La industria europea, y en particular la automovilística alemana, sufre ya las consecuencias de esta dependencia. Sin semiconductores ni materias primas críticas, los procesos de transición energética y digital quedan en suspenso. Mientras tanto, el nuevo pacto entre China y Estados Unidos consolida un duopolio en el que los dos grandes deciden qué materias primas fluyen, en qué cantidades y a qué precio. Europa, que hasta hace poco se veía a sí misma como potencia normativa, corre el riesgo de convertirse en una economía regulada desde fuera.

Pero este acuerdo también revela algo más profundo, la erosión definitiva del sistema multilateral de comercio. Durante décadas, la Organización Mundial del Comercio había sido el marco en el que se negociaban las reglas del juego económico global. Hoy, esas reglas se escriben fuera de Ginebra y al margen de cualquier institución internacional. Las decisiones se toman entre bloques y responden a lógicas de poder, no a principios de apertura o equidad. En ese sentido, la cumbre de Busan marca un punto de inflexión, la normalización del bilateralismo estratégico como modo dominante de gobernanza global.
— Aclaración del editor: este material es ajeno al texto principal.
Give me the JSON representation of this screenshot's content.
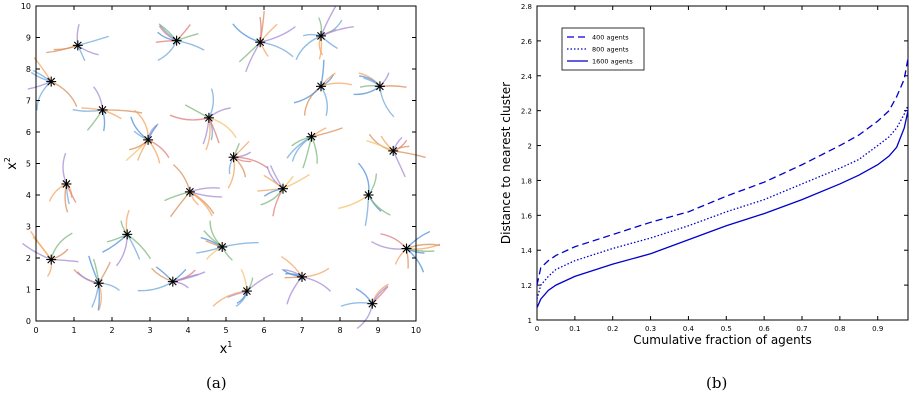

Nada de esto significa que el acuerdo sea en sí mismo negativo. La reducción de tensiones puede aportar un alivio temporal a la volatilidad del comercio mundial y frenar el encarecimiento de productos esenciales. Pero el precio de esa estabilidad es alto ya que se sacrifica la autonomía de terceros actores, se consolidan dependencias estructurales y se profundiza una lógica de bloques que deja cada vez menos espacio a las políticas independientes. Para Europa, esa lógica es especialmente peligrosa. Si no actúa con rapidez, quedará atrapada entre la presión estadounidense por alinearse con su estrategia de contención de China y la tentación de aceptar acuerdos comerciales con Pekín que refuercen su dependencia.
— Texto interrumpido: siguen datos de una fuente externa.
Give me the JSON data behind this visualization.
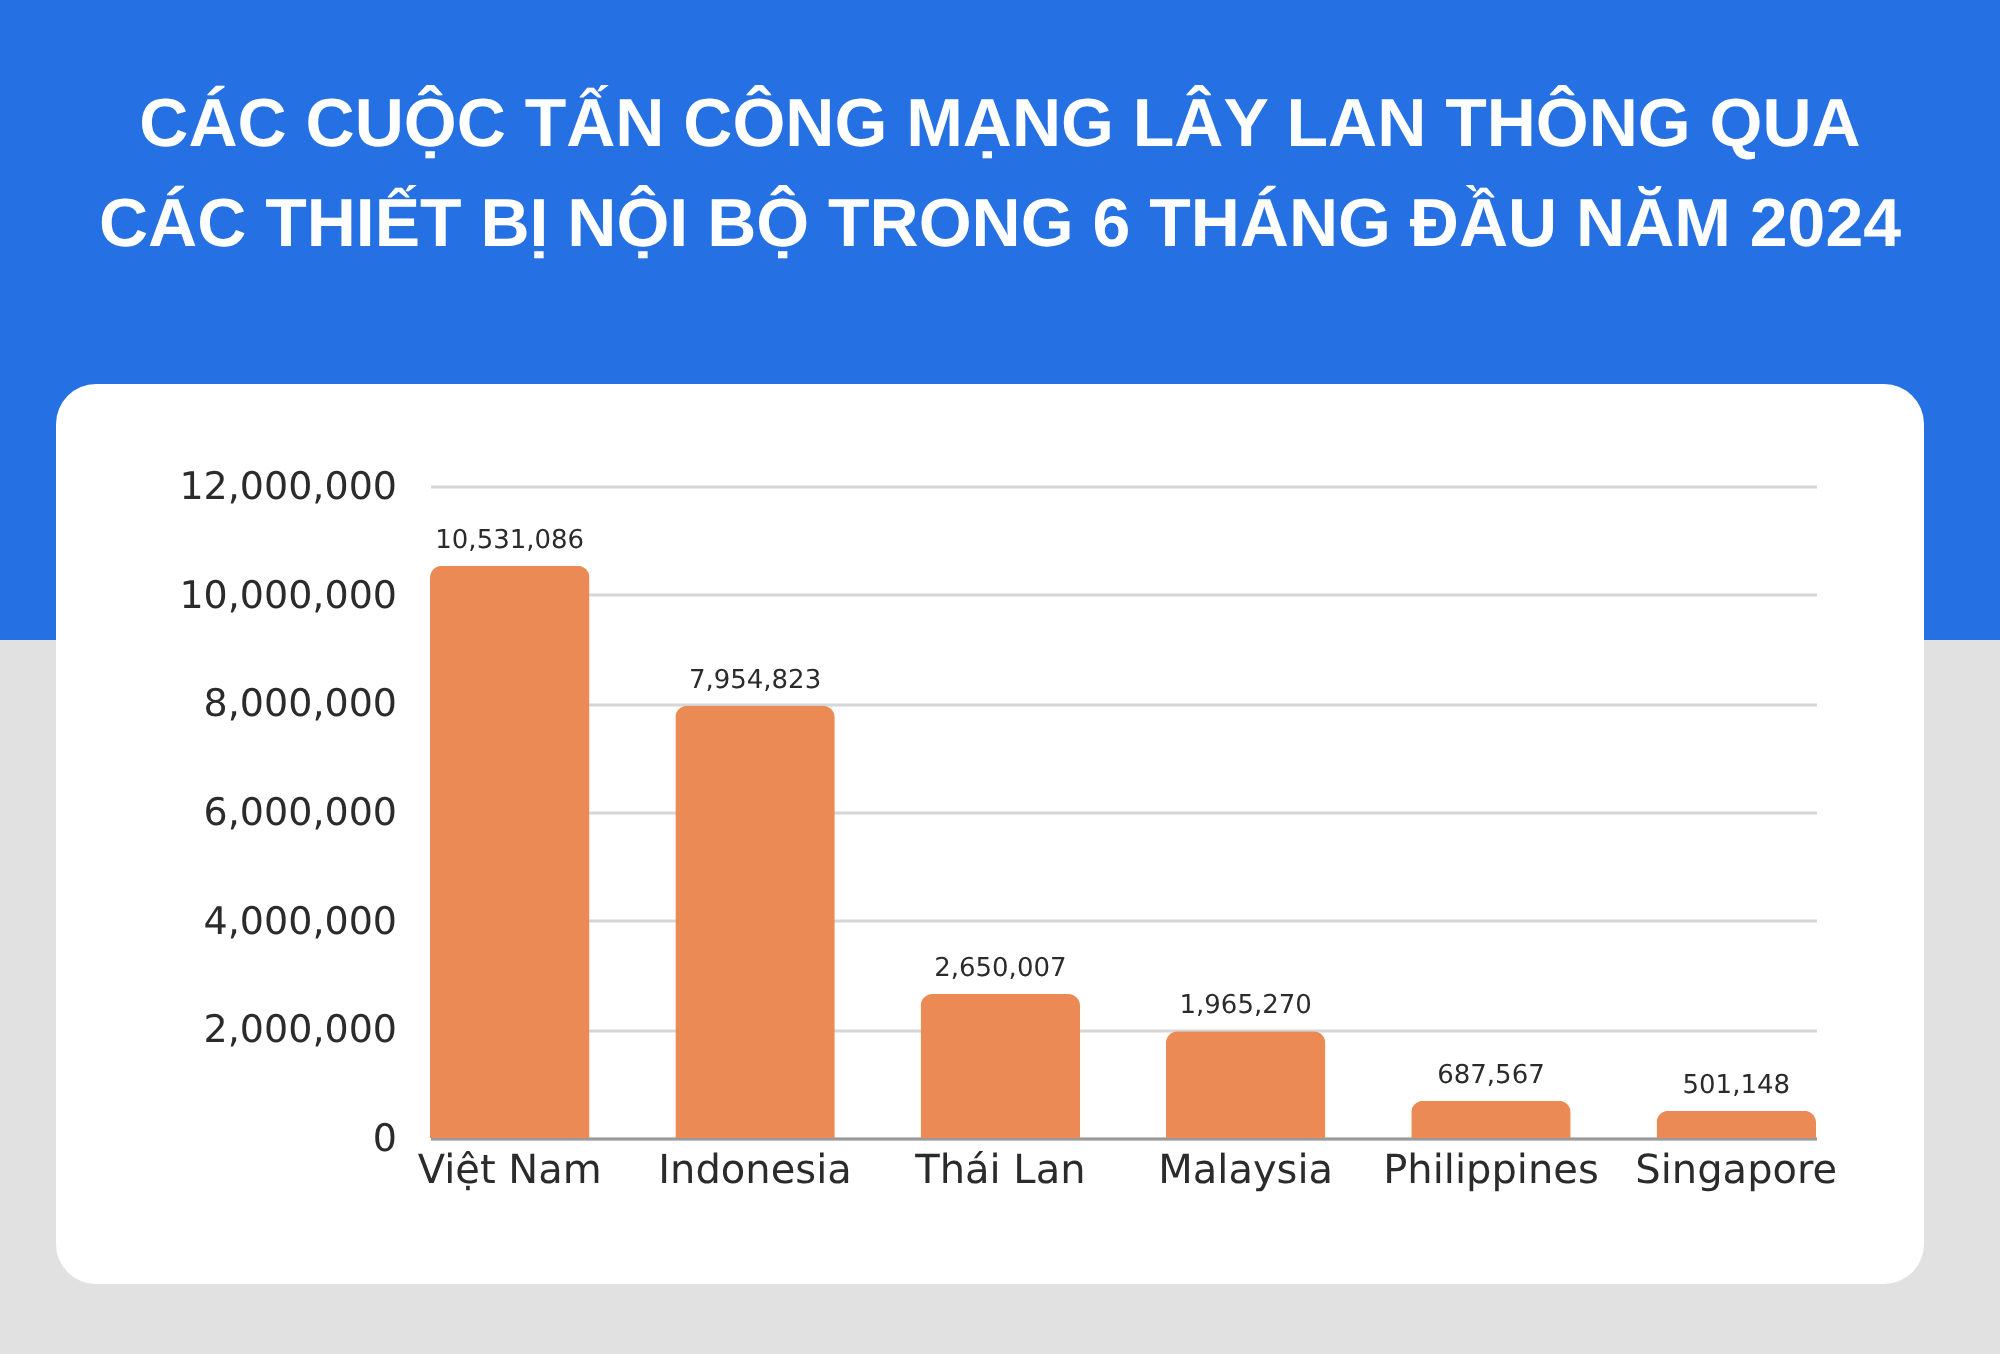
{
  "chart_data": {
    "type": "bar",
    "title": "CÁC CUỘC TẤN CÔNG MẠNG LÂY LAN THÔNG QUA\nCÁC THIẾT BỊ NỘI BỘ TRONG 6 THÁNG ĐẦU NĂM 2024",
    "categories": [
      "Việt Nam",
      "Indonesia",
      "Thái Lan",
      "Malaysia",
      "Philippines",
      "Singapore"
    ],
    "values": [
      10531086,
      7954823,
      2650007,
      1965270,
      687567,
      501148
    ],
    "value_labels": [
      "10,531,086",
      "7,954,823",
      "2,650,007",
      "1,965,270",
      "687,567",
      "501,148"
    ],
    "color": "#ec8a55",
    "ylim": [
      0,
      12000000
    ],
    "yticks": [
      0,
      {
        "value": 2000000,
        "label": "2,000,000"
      },
      {
        "value": 4000000,
        "label": "4,000,000"
      },
      {
        "value": 6000000,
        "label": "6,000,000"
      },
      {
        "value": 8000000,
        "label": "8,000,000"
      },
      {
        "value": 10000000,
        "label": "10,000,000"
      },
      {
        "value": 12000000,
        "label": "12,000,000"
      }
    ],
    "grid": "y"
  }
}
El reto para la Unión Europea es, por tanto, doble. Por un lado, debe asumir que la competencia por los recursos estratégicos y la tecnología no se resolverá con declaraciones, sino con inversión y coordinación. Por otro, necesita redefinir su papel en un mundo en el que las relaciones comerciales operan sobre una lógica diferente, el comercio ya no es un terreno neutro, sino un campo de batalla geopolítico. La autonomía estratégica no se decreta, se tiene que construir y eso se hace con decisiones concretas, con el establecimiento de alianzas globales y con una visión industrial de largo plazo. La UE debe desarrollar una política común de minerales críticos, fortalecer su capacidad de investigación y producción de semiconductores y, sobre todo, dejar de actuar como mera espectadora de los movimientos de los demás.
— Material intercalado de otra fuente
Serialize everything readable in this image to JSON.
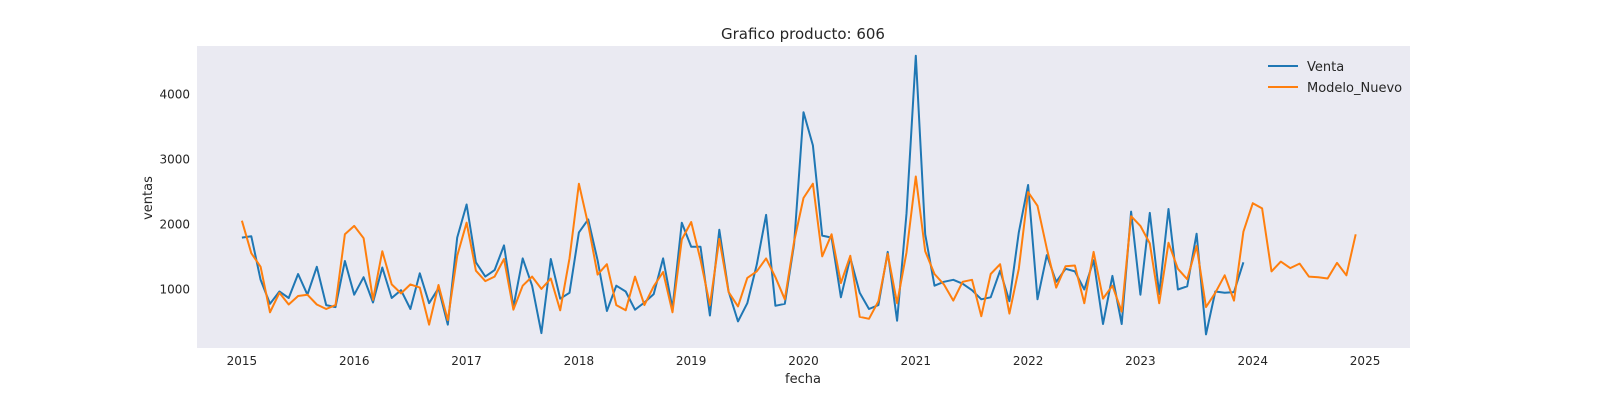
{
  "chart_data": {
    "type": "line",
    "title": "Grafico producto: 606",
    "xlabel": "fecha",
    "ylabel": "ventas",
    "xlim": [
      2014.6,
      2025.4
    ],
    "ylim": [
      100,
      4750
    ],
    "xticks": [
      2015,
      2016,
      2017,
      2018,
      2019,
      2020,
      2021,
      2022,
      2023,
      2024,
      2025
    ],
    "yticks": [
      1000,
      2000,
      3000,
      4000
    ],
    "grid": false,
    "background": "#eaeaf2",
    "legend": "top-right",
    "x_start": 2015.0,
    "x_step": 0.08333333,
    "series": [
      {
        "name": "Venta",
        "color": "#1f77b4",
        "values": [
          1800,
          1820,
          1150,
          780,
          970,
          870,
          1240,
          920,
          1350,
          760,
          730,
          1440,
          920,
          1190,
          800,
          1340,
          870,
          990,
          700,
          1250,
          790,
          1020,
          460,
          1800,
          2310,
          1420,
          1200,
          1300,
          1680,
          730,
          1480,
          1060,
          330,
          1470,
          860,
          950,
          1880,
          2080,
          1450,
          670,
          1060,
          970,
          690,
          800,
          930,
          1480,
          710,
          2030,
          1660,
          1660,
          600,
          1920,
          970,
          510,
          790,
          1380,
          2150,
          750,
          780,
          1700,
          3730,
          3220,
          1830,
          1800,
          880,
          1490,
          950,
          700,
          760,
          1580,
          520,
          2170,
          4600,
          1850,
          1060,
          1120,
          1150,
          1090,
          990,
          850,
          880,
          1290,
          820,
          1880,
          2610,
          850,
          1530,
          1120,
          1320,
          1280,
          1000,
          1450,
          470,
          1210,
          470,
          2200,
          920,
          2180,
          930,
          2240,
          1000,
          1050,
          1860,
          310,
          970,
          950,
          960,
          1420
        ],
        "line_width": 2
      },
      {
        "name": "Modelo_Nuevo",
        "color": "#ff7f0e",
        "values": [
          2060,
          1560,
          1350,
          650,
          950,
          770,
          900,
          920,
          770,
          700,
          760,
          1850,
          1980,
          1790,
          840,
          1590,
          1080,
          940,
          1080,
          1030,
          460,
          1070,
          530,
          1520,
          2030,
          1290,
          1130,
          1200,
          1470,
          690,
          1060,
          1200,
          1010,
          1170,
          680,
          1480,
          2630,
          2000,
          1230,
          1390,
          760,
          680,
          1200,
          760,
          1050,
          1270,
          650,
          1770,
          2040,
          1460,
          760,
          1780,
          960,
          740,
          1180,
          1280,
          1480,
          1190,
          850,
          1740,
          2410,
          2630,
          1510,
          1850,
          1100,
          1520,
          580,
          550,
          820,
          1550,
          790,
          1570,
          2740,
          1590,
          1240,
          1080,
          830,
          1120,
          1150,
          590,
          1240,
          1390,
          630,
          1320,
          2500,
          2290,
          1630,
          1030,
          1360,
          1370,
          790,
          1580,
          860,
          1060,
          660,
          2130,
          1980,
          1710,
          790,
          1720,
          1320,
          1160,
          1670,
          730,
          950,
          1220,
          830,
          1890,
          2330,
          2250,
          1280,
          1430,
          1330,
          1400,
          1200,
          1190,
          1170,
          1410,
          1220,
          1850
        ],
        "line_width": 2
      }
    ]
  }
}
El acuerdo entre China y Estados Unidos no inaugura una nueva era de cooperación, sino una pausa calculada en su enfrentamiento. Ambos saben que el desacoplamiento total es inviable, pero también que la rivalidad tecnológica es irreversible. En ese interludio, se están definiendo las reglas del nuevo orden global. Y Europa, si no quiere resignarse a ser un espacio subordinado, debe decidir si quiere formar parte de esa negociación o limitarse a gestionar sus consecuencias.

Porque en la era de los minerales raros y los chips, la soberanía no se mide sólo en votos o presupuestos. Se mide en capacidad de producir, innovar y decidir. Y hoy, el viejo continente, carece de las tres.

*Ruth Ferrero-Turrión, profesora de Ciencia Política y Estudios Europeos en la UCM.